BERKURBAN IBADAH KUALITAS Oleh : Ust. RIBUT NUR HUDA, S.Hum, M.Ed Mustasyar PCINU SUDAN

 Hari raya Idul Adha yang umum disebut Hari Raya Kurban merupakan hari persembahan kepada Allah. Kata “Kurban” diserap dari bahasa Arab “Qurban” yang artinya dekat sebagaimana hewan kurban dipersembahkan untuk mendekatkan diri kepada Allah. Di hari raya ini, umat Islam hukumnya sunnah muakkad melakukan penyembelihan hewan kurban yang berguna tidak hanya untuk mendekatkan diri kepada Allah tetapi juga menggembirakan kaum fakir di hari raya Adha, Selain hukumnya sunnah muaakkad, berkurban merupakan ibadah kualitas yang erat kaitannya dengan syukur nikmat. Dalam surat Al-Kautsar disebutkan bahwa Allah telah memberikan nikmat yang banyak kepada hamba dan seyogyanya hamba itu mensyukurinya dengan Shalat Ied dan berbagi nikmat dengan berkurban. Prinsip dalam berbagi, memberi dan berkurban adalah kualitasnya bukan kuantitasnya. Shalat dan berkurban yang disebutkan dalam surat Al-Kaustar.
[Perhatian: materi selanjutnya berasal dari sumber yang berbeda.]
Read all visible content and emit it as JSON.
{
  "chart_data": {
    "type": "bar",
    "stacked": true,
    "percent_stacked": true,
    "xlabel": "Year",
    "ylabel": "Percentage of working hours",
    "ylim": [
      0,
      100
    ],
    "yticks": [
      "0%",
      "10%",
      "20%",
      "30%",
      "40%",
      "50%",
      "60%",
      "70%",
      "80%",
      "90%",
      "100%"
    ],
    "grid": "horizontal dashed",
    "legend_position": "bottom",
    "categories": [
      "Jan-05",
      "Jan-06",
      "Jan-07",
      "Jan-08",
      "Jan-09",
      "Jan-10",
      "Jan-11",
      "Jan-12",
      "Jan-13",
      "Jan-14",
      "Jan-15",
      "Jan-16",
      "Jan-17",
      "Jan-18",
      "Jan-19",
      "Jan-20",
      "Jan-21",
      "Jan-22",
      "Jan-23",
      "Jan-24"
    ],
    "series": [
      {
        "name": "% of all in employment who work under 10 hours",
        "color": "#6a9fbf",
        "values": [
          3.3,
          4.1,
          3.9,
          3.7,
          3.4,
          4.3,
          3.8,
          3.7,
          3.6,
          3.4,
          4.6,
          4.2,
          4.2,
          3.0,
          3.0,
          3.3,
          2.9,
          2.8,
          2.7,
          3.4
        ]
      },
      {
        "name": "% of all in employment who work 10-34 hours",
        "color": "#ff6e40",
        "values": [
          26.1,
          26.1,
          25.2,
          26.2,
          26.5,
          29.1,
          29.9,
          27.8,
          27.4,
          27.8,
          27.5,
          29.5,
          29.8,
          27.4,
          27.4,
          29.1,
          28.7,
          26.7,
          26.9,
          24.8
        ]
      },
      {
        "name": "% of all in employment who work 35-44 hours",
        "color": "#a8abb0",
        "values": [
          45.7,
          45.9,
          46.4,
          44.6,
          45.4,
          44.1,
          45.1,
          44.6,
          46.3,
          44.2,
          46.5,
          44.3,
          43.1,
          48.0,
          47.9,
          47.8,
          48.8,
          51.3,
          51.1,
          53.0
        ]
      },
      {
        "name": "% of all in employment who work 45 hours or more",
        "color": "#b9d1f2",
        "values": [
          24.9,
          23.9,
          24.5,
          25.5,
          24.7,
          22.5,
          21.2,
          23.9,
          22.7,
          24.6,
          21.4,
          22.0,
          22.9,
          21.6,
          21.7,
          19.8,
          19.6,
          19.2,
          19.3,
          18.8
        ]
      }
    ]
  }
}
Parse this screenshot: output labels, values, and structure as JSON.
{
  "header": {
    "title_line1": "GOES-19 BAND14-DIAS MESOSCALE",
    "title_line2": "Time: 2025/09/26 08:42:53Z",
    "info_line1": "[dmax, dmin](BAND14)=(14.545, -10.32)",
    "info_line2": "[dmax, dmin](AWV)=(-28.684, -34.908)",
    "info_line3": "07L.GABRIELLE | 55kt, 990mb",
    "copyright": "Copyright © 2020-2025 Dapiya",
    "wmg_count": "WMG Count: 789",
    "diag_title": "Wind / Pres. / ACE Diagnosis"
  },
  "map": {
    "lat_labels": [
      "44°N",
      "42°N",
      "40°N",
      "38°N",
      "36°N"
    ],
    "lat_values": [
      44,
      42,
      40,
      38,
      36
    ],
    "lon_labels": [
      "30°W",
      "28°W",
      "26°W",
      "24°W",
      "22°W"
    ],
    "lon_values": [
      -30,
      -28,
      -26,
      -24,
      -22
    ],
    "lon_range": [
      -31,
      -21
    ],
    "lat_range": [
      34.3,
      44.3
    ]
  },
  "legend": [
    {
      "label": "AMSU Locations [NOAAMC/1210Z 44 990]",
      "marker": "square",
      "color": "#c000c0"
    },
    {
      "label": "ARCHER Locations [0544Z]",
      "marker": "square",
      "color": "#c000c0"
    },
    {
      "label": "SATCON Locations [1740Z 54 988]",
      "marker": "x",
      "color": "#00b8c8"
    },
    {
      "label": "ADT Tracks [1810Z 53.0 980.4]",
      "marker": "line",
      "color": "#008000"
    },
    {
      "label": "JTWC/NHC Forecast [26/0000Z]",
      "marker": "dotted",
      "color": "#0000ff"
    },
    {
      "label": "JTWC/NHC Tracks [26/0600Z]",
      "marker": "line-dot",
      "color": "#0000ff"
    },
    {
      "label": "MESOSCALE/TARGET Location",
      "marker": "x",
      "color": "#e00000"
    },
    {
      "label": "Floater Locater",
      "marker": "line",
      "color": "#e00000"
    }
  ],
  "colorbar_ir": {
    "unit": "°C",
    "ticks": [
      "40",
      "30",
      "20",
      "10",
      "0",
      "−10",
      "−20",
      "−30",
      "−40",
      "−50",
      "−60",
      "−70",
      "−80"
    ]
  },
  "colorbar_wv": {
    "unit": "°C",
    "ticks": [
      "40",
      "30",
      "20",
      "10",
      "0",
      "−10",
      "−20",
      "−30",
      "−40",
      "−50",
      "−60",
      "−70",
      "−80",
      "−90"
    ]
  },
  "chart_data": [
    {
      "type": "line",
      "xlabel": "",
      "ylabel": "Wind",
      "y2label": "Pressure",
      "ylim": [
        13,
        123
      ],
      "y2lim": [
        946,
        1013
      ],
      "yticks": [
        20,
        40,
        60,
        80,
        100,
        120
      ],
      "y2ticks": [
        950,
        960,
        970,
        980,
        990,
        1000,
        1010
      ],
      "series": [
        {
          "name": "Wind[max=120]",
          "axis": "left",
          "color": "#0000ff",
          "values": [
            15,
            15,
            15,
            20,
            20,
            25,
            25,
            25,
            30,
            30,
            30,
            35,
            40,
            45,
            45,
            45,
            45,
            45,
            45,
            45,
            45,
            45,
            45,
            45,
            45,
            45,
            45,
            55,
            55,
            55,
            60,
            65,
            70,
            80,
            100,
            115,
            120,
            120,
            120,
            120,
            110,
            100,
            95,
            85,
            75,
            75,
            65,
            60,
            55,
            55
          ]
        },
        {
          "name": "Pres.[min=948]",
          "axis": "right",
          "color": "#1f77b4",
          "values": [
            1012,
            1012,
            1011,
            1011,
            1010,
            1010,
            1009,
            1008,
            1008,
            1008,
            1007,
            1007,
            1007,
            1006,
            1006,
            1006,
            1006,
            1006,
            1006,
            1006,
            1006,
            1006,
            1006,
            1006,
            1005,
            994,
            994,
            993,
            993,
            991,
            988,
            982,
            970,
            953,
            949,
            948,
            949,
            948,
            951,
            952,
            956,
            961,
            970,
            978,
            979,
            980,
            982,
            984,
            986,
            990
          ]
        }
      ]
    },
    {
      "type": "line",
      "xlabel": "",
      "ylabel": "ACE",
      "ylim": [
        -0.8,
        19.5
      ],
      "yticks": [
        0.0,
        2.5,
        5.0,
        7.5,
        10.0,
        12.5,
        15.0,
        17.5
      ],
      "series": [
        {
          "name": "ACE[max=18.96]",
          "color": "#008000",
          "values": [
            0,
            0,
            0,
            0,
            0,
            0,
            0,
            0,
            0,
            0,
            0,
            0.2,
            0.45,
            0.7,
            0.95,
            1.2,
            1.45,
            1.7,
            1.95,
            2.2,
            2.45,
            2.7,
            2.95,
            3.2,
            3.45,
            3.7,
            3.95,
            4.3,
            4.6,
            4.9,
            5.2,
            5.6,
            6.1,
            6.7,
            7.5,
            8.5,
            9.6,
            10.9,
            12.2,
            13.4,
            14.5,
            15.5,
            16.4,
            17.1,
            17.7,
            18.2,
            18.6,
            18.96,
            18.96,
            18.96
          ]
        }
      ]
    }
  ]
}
adalah sama-sama ibadah kualitas, berbeda misalnya dengan membaca shalawat dan memerdekakan budak yang merupakan ibadah kuantitas. Dalam Al-Qur’an disebut “mendirikan” shalat, bukan memperbanyak shalat. Adapun membaca shalawat, di berbagai riwayat disebutkan jumlah atau banyaknya shalawat yang dibaca

Dikutip oleh Imam Al-Mawardi dalam kitab Al-Hawi Al-Kabir bahwa Imam Syafi’i menyatakan; memperbanyak nilai hewan kurban lebih disenangi dari memperbanyak jumlah. Hal ini sebagai bentuk mengagungkan syiar Idul Adha, disamping tujuan sosial berkurban adalah menyenangkan. Sebagaimana anjuran dalam berkurban, tidak hanya melihat kondisi hewannya yang sehat, tetapi juga gemuk, segar dan mantap dagingnya. Banyaknya daging lebih utama dibanding banyaknya gajih.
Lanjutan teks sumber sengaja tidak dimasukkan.